Prelude
Now this really was a book I wish I would have read earlier, maybe like 9 years ago when I went to High School. Robinson opens the art of effective studying, and how to maximize your grades, optimize your learning and minimise your time spent while doing it. This is a skill I’m certain everyone would like to have, but sometimes people block this without even trying. You can hear things like “I’m not smart enough” or “I don’t have a good memory” or “I am just not that talented.” Those reasons don’t matter with determination and right studying and memorizing techniques. Book offers twelve ways to think about the task at hand, and to me they were quite brilliant.
Studying and writing the answer based on questions
There are twelve questions you can ask yourself when answering to a question and writing an essay, and when you study for an exam. If you get an answer to every single of these twelve questions, the essay and your knowledge is pretty much guaranteed to be on top level. The questions to ask yourself are:
- What’s my purpose of reading this?
- What do I already know about this topic?
- What’s the big picture here?
- What’s the author going to say next?
- What are the expert questions?
- What questions does this information raise in me?
- What information is important here?
- How can I say and summarize this information?
- How can I picture this information?
- What’s my hook of remembering this information?
- How does this information fit in with what I already know?
Next step is to write up an answer to each of these questions asked above. When comparing all those written answers which are based on these questions, the student is able to create complex and many layered view concerning the topic at hand. Writing those up after asking yourself the question helps to memorize the answers. After each answer has been written, the student can still write a recap about all the answers, if necessary. Whole thing takes maximum 2 hours, and after it you’ll have a clear vision about the topic with different points of view.
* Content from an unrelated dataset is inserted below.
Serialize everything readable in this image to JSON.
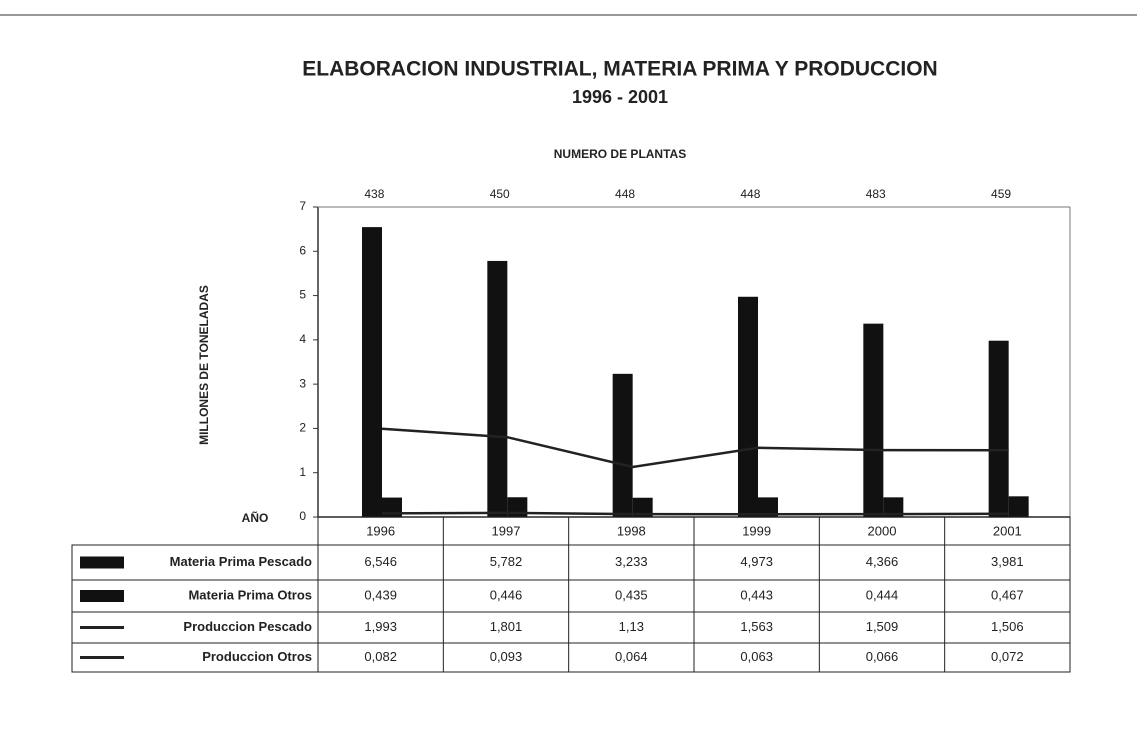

This is so simple, and I am a bit sad I didn’t have this when I was studying to my finals at high school, but I think this is still usable in the future, if I go to study master’s degree and prepare for those exams there. I also think I’ll tell this to my athletes at some point as they are now in high school, this is certainly a useful way to study especially non science-based subjects like History, Health, Psychology, Philosophy and so on. With this model anyone can learn, but obviously it requires a bit of determination and patience that you can get those answers done properly. They won’t help, if they are done with left hand or in case you are left-handed with right hand. That twelve-question model for studying was the main thing I got from this book, an it will certainly be important at some point.